Mumbai: The multiple prime lending rate (PLR)
system with a cap on advance rates, which are likely to be
recommended by a Reserve Bank panel, would bring more
transparency in the lending operations, bankers said.
"This (a ceiling on the sub-PLR advances) is a welcome
move. Capping the sub-PLR loans will help to avoid undue
competition in the market. There will be more transparency and
relevance to BPLR mechanism in the industry," Union Bank of
India DGM Corporate Banking R G Kelkar told a news agency here.
At present larger banks, with deep pockets, woo prime-
customers offering loans at very lower rates, thereby putting
pressure on their smaller competitors.
Discriminating pricing of wholesale and retail loans will
help to develop more customer-confidence. The double-PLR
system will also help banks to price their advances in a
better way, Kelkar said.
The RBI panel, headed by RBI Executive Director Deepak
Mohanty and comprising external experts and Indian Banks
Association, is understood to have mooted two PLRs — one for
retail and one for wholesale borrowers in its draft report —
which is most likely to be inducted in the final report.
The RBI-group is likely to submit its report to apex
bank Governor, D Subbarao by the end of this month.
"There is a possibility that banks may maintain their
retail PLR at around 12 per cent. Ideally, the wholesale
benchmarking could be 200-300 basis points below this," Kelkar
said.
The RBI constituted a special working group to revisit
the existing BPLR structure in July to bring more transparency
and uniformity in the manner in which banks arrive the BPLR.
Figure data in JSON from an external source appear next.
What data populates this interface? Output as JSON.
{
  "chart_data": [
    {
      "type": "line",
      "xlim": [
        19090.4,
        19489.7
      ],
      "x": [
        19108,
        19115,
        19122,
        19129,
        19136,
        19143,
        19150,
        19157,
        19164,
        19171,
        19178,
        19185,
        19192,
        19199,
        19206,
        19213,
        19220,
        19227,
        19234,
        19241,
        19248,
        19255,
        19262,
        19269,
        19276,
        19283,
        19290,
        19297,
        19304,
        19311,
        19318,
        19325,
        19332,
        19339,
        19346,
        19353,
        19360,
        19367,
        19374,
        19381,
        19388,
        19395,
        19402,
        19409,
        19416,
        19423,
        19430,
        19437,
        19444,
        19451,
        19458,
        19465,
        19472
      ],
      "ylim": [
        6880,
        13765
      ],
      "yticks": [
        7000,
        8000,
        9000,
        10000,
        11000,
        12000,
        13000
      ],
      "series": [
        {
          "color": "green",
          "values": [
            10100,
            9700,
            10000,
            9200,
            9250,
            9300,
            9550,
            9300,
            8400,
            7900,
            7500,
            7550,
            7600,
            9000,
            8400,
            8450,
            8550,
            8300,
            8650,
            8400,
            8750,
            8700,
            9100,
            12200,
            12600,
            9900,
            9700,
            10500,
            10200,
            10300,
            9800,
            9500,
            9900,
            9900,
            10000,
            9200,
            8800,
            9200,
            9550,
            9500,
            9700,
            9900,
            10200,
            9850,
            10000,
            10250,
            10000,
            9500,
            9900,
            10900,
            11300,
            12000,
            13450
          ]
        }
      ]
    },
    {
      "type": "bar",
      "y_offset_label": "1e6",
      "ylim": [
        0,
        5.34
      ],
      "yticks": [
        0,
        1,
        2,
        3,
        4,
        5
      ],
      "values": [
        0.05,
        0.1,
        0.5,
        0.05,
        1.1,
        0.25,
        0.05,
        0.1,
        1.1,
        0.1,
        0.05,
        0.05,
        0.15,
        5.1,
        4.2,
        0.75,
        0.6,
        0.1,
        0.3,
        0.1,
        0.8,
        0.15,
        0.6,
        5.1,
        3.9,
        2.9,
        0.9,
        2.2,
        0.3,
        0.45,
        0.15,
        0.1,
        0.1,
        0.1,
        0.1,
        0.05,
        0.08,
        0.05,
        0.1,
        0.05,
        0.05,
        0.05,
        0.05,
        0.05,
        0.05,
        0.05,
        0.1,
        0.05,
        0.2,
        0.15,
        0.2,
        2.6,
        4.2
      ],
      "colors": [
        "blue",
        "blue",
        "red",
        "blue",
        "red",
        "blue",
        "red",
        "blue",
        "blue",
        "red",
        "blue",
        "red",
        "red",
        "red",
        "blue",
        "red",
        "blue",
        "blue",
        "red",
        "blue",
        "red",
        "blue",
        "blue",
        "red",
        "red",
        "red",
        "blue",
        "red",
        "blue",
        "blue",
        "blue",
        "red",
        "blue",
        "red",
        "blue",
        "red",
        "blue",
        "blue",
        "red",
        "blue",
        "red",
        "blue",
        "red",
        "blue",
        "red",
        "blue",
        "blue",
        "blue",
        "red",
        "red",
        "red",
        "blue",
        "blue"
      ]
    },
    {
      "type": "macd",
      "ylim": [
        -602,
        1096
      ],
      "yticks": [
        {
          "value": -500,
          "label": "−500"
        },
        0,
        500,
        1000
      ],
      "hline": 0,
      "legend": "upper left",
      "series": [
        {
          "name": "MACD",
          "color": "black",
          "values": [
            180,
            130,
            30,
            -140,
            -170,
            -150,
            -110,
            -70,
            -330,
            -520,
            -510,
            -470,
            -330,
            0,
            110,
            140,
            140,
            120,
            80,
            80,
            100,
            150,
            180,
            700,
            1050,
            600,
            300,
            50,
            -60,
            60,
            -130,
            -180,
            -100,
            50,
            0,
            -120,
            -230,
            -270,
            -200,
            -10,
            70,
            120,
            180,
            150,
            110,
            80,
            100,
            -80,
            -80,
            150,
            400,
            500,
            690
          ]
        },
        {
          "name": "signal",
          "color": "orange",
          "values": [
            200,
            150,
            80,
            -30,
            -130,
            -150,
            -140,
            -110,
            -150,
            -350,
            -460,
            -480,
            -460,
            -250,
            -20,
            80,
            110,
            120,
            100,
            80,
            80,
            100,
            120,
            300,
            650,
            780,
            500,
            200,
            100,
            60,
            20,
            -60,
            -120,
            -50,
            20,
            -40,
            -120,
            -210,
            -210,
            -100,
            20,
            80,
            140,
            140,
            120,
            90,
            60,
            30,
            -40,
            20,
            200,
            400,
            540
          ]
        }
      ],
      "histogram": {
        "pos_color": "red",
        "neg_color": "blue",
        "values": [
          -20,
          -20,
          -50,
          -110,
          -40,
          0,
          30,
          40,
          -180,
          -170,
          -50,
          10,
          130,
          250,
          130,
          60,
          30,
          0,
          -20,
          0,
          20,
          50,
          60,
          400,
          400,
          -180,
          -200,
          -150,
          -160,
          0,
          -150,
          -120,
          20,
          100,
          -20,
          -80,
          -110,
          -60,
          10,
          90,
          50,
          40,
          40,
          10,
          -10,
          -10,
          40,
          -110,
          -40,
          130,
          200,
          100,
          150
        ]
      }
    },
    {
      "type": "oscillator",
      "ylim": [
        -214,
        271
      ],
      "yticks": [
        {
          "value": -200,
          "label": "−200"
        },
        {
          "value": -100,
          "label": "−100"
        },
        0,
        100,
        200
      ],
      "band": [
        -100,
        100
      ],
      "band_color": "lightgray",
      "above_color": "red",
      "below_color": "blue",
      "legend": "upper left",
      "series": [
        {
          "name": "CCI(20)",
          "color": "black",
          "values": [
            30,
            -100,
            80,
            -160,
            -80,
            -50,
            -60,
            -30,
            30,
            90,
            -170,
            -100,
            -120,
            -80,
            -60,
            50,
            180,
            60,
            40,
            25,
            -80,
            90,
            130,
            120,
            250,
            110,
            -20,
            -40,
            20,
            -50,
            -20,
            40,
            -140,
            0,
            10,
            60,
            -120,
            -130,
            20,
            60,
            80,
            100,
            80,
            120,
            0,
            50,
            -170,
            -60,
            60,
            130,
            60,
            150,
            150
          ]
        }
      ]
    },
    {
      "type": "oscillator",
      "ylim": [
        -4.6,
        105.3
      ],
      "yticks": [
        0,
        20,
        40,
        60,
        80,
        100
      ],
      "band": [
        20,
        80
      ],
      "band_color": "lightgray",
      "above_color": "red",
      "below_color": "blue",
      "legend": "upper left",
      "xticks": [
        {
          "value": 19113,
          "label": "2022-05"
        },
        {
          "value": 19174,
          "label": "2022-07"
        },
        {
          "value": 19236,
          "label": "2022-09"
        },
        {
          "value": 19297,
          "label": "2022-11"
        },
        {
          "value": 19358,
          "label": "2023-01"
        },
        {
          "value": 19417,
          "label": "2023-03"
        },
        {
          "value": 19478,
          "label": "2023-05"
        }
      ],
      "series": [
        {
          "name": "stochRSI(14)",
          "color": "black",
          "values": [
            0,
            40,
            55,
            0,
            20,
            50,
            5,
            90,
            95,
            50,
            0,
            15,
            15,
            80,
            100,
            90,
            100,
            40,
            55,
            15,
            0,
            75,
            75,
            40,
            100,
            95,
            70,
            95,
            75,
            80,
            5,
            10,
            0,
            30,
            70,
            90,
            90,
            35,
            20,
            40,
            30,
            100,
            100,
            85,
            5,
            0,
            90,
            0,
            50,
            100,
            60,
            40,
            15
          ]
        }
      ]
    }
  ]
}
Kotak Mahindra Bank's head retail liabilities K V S Manian
said many private sector banks already have the system of
double BPLRs and a regulation in this effect is unlikely to
result in any major impacts in the industry.
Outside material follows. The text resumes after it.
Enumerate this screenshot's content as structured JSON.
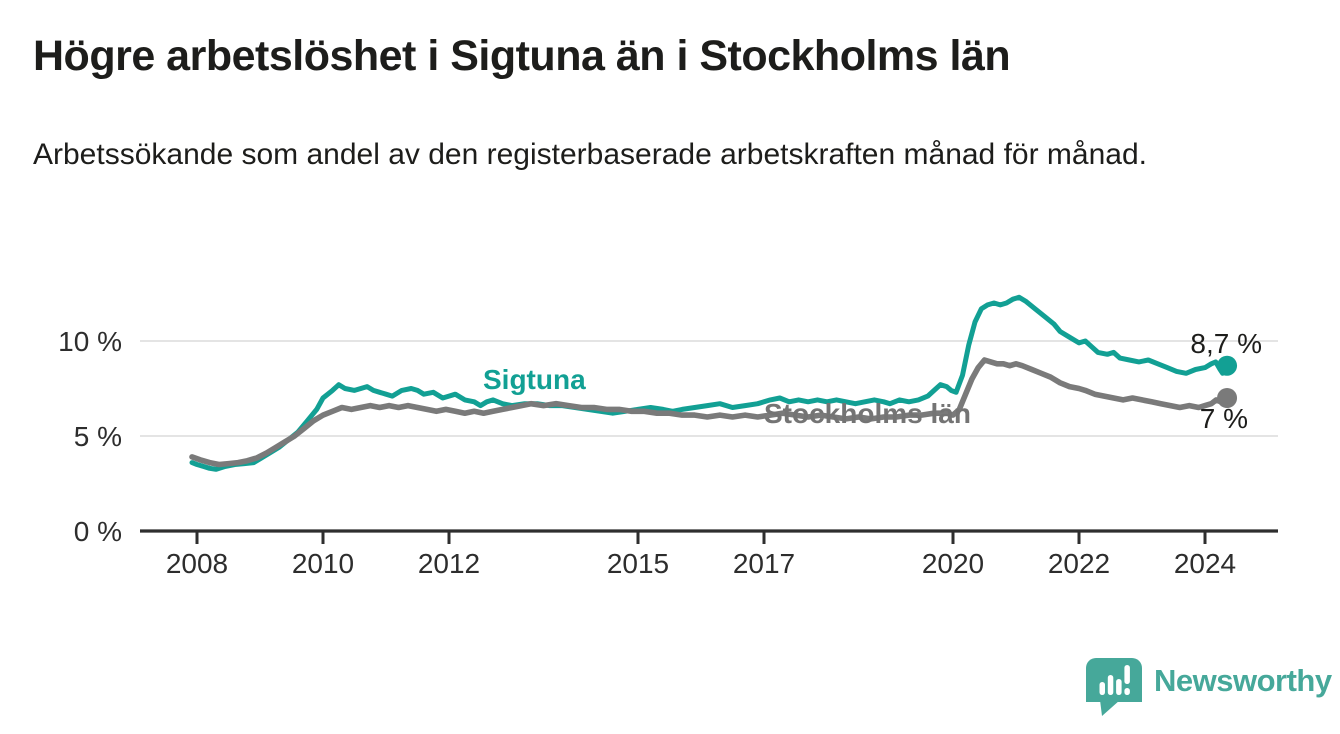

"This is not going to cause any major changes in the
market, as banks will adjust their PLRs in such a way not to
lose the prime customer-base," Manian said.
However, a senior official with IDBI Bank, said if banks
are asked to curb their sub-PLR loans, it may hit their asset
book. "Interest rates are determined by the market. If banks
are asked to curb their sub-PLR loans, this will affect the
business of banks, as potential clients may move to other
lenders offering lowest rates," the official said.
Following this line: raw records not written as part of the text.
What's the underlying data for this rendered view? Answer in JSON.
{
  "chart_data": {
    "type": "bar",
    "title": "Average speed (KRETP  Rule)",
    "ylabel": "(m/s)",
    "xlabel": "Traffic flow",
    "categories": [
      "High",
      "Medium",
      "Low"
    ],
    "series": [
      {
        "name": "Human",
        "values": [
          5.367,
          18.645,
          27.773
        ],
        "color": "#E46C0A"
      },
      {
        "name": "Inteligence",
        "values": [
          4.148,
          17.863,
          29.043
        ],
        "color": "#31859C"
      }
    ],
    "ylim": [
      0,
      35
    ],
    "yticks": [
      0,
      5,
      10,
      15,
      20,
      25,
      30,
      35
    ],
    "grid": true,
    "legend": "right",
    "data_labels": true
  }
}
Though the exclusion of home loans from the BPLR's fold
was under consideration, the working group is unlikely to
accept this suggestion as it feels that double BPLR system
will alone help to bring transparency in banks' lending,
sources said.
Once RBI puts a ceiling to the sub-PLR advances, banks
cannot lend to potential customers at very lower rates beyond
a percentage of their total incremental advances.